= Elizabeth B. Dussan V. =

American mathematician

Elizabeth B. Stein Dussan V, who was born in 1946, is an American applied mathematician, condensed matter physicist, and chemical engineer. Her research involves fluid dynamics, and she is known for her work on wetting, porous media, and fluid-fluid interfaces.

==Education and career==
Dussan completed her undergraduate degree in applied mathematics from Stony Brook University in 1967. Furthermore, she completed her Ph.D. from Johns Hopkins University in 1972. Her dissertation, On the Motion of a Line Common to Three Different Materials, was supervised by applied mathematician Stephen H. Davis., and was a part of her work while studying for her Ph.D.

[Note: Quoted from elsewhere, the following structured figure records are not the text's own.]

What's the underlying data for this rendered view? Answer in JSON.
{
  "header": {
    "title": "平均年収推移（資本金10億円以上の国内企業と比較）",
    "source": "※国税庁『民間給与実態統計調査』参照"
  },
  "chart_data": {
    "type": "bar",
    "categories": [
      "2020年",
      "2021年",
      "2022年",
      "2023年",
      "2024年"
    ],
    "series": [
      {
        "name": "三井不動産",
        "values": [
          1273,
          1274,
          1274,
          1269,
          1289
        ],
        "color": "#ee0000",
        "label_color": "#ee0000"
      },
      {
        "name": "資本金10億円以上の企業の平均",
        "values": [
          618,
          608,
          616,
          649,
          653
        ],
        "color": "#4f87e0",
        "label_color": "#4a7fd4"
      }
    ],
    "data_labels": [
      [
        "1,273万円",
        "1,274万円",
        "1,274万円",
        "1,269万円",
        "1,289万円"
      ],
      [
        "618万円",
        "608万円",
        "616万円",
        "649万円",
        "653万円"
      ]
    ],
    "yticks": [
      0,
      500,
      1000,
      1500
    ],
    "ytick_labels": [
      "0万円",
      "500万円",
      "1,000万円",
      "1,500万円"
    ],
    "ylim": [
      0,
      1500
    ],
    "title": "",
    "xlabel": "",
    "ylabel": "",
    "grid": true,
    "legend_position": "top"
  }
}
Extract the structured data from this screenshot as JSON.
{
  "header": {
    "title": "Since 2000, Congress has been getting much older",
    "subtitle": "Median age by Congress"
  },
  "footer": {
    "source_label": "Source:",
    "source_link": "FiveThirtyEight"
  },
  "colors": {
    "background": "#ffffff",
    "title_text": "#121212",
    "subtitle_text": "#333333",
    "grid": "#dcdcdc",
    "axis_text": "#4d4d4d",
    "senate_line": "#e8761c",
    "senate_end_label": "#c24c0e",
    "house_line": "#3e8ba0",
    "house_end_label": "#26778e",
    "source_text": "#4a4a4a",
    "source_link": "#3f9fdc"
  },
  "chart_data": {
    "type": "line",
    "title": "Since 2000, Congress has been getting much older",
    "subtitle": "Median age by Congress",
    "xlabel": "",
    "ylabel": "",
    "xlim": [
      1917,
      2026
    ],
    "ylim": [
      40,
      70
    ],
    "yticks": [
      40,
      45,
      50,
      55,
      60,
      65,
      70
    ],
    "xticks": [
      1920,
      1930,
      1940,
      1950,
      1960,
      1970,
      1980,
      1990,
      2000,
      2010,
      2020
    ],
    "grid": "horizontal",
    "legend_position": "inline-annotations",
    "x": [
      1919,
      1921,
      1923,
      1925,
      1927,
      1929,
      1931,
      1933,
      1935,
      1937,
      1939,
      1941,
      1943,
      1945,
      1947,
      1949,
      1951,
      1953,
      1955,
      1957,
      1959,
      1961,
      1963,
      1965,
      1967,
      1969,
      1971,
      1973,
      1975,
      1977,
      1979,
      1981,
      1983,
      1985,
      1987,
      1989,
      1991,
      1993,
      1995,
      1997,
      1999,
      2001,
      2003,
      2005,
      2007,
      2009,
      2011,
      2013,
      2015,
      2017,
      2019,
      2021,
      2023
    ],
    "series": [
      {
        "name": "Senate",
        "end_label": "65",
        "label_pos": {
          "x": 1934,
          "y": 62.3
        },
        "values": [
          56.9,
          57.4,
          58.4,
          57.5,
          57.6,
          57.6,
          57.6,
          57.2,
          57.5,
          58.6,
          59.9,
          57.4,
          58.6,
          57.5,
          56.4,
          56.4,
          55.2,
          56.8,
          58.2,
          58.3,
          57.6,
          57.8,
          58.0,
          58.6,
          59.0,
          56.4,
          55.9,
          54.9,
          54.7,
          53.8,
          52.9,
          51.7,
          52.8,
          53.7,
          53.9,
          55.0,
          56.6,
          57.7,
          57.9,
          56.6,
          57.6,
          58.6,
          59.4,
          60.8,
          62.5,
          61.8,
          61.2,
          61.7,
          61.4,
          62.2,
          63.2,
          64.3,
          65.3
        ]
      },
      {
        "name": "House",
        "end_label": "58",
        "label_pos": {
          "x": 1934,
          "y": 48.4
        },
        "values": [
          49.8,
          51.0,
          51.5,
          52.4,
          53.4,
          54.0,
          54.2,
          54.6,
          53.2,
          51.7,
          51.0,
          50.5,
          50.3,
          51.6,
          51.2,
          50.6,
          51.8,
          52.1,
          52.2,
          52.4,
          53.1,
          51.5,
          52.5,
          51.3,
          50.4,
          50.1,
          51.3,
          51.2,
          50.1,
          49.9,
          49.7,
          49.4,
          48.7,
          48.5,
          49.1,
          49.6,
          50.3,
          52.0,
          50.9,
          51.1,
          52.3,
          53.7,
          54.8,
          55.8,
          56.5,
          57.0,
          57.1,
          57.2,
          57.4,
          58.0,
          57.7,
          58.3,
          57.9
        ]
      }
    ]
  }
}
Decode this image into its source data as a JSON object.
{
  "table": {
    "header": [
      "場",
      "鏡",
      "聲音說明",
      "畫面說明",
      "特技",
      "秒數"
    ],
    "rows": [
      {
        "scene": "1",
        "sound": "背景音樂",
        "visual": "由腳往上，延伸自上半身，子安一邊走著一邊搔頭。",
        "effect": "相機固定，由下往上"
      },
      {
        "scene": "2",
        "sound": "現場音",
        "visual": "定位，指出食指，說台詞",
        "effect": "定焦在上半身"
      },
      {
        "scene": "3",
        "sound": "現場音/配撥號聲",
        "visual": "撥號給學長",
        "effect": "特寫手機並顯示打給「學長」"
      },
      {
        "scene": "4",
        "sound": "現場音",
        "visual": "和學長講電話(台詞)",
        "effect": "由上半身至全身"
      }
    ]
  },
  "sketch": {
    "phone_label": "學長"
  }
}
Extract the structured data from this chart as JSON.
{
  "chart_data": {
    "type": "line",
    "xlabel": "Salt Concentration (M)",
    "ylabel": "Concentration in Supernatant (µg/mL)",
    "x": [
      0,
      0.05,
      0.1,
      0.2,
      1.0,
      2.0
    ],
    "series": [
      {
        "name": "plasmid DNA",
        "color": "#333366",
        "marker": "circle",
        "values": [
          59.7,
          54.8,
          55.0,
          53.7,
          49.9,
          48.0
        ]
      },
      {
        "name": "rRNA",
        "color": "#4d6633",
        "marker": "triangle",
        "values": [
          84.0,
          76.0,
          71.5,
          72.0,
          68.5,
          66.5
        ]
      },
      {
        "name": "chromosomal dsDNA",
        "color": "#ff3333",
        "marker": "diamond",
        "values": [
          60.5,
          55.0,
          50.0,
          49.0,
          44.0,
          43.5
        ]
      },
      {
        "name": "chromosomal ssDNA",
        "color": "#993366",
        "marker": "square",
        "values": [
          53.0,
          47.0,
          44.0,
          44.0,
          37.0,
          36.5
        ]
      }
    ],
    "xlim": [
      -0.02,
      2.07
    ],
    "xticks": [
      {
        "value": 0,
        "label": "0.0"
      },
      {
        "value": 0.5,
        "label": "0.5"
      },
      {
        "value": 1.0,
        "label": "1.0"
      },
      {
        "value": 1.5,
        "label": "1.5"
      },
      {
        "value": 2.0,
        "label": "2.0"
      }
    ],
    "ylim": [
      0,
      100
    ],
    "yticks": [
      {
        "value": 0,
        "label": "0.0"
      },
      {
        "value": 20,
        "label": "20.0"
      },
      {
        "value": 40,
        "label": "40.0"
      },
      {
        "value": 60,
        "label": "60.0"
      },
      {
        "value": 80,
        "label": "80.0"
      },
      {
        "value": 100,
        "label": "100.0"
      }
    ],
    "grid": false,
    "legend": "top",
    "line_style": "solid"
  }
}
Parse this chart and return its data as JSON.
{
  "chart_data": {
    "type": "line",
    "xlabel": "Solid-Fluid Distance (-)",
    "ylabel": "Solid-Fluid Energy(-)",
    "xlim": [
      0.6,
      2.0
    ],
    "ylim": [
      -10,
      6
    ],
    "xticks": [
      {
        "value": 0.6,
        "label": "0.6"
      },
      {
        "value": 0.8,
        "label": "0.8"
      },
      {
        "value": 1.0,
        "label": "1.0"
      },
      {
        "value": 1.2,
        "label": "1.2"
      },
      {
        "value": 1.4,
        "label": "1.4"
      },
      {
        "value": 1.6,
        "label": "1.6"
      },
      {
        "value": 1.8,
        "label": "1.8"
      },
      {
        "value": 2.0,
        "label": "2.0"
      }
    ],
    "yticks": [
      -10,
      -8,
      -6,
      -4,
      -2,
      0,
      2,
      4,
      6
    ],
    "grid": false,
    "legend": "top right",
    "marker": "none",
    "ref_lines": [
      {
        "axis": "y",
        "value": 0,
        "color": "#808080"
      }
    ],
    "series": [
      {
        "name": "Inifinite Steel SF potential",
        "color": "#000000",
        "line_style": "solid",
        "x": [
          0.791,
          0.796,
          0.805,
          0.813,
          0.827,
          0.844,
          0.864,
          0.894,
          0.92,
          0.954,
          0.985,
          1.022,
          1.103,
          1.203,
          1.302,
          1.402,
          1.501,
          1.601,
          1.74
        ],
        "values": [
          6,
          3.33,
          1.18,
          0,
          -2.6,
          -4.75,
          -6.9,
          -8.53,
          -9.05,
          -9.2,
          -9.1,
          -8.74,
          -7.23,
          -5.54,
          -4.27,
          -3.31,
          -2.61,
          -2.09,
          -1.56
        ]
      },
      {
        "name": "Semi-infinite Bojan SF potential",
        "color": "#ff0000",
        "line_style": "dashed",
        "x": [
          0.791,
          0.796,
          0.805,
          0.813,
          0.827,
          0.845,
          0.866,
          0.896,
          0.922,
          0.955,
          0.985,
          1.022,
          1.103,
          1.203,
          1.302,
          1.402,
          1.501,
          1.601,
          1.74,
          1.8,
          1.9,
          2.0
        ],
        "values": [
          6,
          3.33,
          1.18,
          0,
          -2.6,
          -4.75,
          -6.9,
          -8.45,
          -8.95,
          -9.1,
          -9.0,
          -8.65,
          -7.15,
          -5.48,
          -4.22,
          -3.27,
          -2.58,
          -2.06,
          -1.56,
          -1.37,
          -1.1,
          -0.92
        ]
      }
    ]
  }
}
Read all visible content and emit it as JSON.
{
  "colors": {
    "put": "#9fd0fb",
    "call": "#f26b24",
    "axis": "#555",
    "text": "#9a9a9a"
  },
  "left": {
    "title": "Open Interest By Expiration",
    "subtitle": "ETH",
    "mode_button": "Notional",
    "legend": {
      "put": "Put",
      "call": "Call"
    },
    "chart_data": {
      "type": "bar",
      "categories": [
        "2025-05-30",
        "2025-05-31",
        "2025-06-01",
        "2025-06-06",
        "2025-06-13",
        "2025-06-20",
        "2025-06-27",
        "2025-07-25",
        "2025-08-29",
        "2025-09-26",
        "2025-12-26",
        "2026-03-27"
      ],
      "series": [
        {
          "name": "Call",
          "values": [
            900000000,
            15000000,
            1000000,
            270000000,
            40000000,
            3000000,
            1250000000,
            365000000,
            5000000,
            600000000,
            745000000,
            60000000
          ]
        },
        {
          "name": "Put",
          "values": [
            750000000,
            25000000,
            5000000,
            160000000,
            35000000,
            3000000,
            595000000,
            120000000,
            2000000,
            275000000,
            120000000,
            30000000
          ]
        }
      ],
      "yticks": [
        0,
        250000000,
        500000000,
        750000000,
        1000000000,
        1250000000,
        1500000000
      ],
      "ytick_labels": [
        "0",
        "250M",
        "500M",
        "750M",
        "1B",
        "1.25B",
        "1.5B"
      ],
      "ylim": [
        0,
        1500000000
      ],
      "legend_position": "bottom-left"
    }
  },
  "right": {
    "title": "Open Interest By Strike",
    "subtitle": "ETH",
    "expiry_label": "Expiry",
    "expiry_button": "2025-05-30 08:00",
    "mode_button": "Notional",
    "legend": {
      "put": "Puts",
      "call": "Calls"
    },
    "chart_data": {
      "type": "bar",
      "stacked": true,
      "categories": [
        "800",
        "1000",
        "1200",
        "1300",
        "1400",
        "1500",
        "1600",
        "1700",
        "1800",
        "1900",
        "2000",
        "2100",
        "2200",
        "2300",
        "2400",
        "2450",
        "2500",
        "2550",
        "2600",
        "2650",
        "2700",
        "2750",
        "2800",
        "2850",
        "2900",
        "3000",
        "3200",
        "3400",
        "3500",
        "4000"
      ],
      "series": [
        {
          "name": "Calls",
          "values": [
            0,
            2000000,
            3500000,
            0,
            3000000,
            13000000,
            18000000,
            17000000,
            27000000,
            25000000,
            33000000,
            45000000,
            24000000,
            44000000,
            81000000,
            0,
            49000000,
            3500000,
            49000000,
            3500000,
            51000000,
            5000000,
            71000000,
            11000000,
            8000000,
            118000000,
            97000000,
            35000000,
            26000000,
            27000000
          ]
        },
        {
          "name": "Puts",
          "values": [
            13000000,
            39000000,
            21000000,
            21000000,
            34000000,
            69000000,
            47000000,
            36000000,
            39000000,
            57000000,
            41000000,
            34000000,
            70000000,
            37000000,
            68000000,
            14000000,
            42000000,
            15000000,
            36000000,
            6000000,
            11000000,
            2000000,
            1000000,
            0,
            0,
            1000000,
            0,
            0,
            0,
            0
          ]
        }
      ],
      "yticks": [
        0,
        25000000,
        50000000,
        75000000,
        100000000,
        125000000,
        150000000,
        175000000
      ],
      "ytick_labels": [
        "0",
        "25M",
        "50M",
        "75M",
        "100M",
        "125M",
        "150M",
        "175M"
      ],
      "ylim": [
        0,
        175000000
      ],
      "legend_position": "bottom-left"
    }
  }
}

She is retired as a Scientific Advisor for the Schlumberger-Doll Research Center, as well as having taught chemical engineering at the University of Pennsylvania.

==Recognition==
Dussan became a Guggenheim Fellow in 1984, honoring her for the work and research in "spreading of liquids on solid surfaces".
Following this achievement, she then became a Fellow of the American Physical Society in 1985 "for her deep insights into the mechanisms and the realistic modeling of phenomena involving fluid-fluid interfaces, particularly in situations in which moving contact lines and mutual fluid displacement occur".

She was elected to the National Academy of Engineering in 2004 "for innovative contributions to the wetting of solids and complex flows in porous media".
In 2009, she became one of the inaugural Fellows of the Society for Industrial and Applied Mathematics for her actions and contributions in wetting and flow in porous media.

In 1985, Stony Brook University awarded her their Distinguished Alumni Award as a result of her work as a Guggenheim Fellow of the American Physical Society.